Trains spark debate

Bushfires can start in many ways.

We can’t do anything but be prepared when the ignition point is a lightning strike, but we can do something about the sources that are preventable.

That’s why Operation Nomad police patrol high risk areas and do surveillance on high risk people.

That’s why we cut down vegetation near powerlines, make it illegal for people to neglect the fuel load on their properties and close parks and reserves and prevent people from burning off and using certain machinery on total fire ban days.

It’s also why it is so puzzling for Hills people who live near the railway track that freight trains are allowed to run through bushland on catastrophic days.

The assertions that modern carriages and locomotives do not have problems with sparks are not backed by the observations of the people who live with the transport system on their doorstep.

A long-time campaigner for a freight bypass around the Hills says that trains are responsible for about eight fires in the Hills a year.

The Courier might not be able to account for eight, but it reports on several fires “near railway tracks” most years – all of them relatively minor.
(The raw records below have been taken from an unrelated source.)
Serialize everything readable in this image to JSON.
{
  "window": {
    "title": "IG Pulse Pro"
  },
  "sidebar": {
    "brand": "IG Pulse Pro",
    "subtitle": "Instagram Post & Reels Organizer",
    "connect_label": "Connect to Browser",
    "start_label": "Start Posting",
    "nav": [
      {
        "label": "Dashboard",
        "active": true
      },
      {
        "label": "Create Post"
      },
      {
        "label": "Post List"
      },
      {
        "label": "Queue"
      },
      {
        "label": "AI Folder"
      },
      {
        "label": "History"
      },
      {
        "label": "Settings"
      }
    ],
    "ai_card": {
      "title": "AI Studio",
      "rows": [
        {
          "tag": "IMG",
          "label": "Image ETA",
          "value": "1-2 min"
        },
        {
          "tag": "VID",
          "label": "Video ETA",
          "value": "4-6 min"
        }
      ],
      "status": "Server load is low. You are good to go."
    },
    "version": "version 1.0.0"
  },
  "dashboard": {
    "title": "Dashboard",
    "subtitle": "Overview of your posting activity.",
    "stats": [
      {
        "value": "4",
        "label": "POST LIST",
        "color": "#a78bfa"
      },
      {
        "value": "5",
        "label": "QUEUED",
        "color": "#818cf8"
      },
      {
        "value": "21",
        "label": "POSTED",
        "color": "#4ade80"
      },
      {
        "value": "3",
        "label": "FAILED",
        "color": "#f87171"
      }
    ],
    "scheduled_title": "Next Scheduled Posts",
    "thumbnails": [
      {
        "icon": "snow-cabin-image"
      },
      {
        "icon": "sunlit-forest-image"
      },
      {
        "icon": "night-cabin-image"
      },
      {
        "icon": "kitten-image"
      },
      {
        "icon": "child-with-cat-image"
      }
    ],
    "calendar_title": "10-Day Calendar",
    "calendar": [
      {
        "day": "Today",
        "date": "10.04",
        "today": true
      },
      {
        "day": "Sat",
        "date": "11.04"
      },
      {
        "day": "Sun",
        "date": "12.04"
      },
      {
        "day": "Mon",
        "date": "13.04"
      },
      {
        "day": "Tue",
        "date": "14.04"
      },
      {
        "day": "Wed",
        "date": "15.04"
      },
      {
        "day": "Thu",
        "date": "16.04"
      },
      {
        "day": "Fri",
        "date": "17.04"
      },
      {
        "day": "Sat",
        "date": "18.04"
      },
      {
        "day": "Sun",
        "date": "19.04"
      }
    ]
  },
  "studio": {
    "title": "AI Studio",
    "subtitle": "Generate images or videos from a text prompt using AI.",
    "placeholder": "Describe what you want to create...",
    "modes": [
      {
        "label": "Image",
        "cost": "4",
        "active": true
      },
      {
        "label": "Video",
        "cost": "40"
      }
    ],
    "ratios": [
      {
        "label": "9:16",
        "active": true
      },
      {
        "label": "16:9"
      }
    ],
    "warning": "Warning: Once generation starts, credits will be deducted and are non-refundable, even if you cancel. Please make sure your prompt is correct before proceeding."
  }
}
Some of the more recent ones have been at Petwood, Nairne, Littlehampton and Verdun.

They do happen which is why it is entirely reasonable that a review is undertaken immediately into the operation of freight trains on catastrophic days in light of the fire in Belair National Park on Saturday.

It must be remembered that rail freight is vital and it would be unreasonable and premature to immediately ban all train movements through the region on every high risk day.

Any review must first establish the initial cause of the fires and then attempt to develop an improved and standardised maintenance regime to allow the rail link to Adelaide to be kept open as often as possible.

The report in today’s Courier from an Aldgate resident that showers of sparks “like fireworks” are regularly emitted from passing trains points to a serious maintenance problem.

If that cannot be overcome, then it is reasonable to stop trains on days of high fire risk.

Fire sweeping through the inaccessible scrub of the Belair National Park and racing up the hill towards the heavily populated areas of Crafer West and Upper Sturt is a very real fear for the CFS.

Many people hearing that fire threatened Sheoak and Upper Sturt roads would have listened to the emergency warning with dread.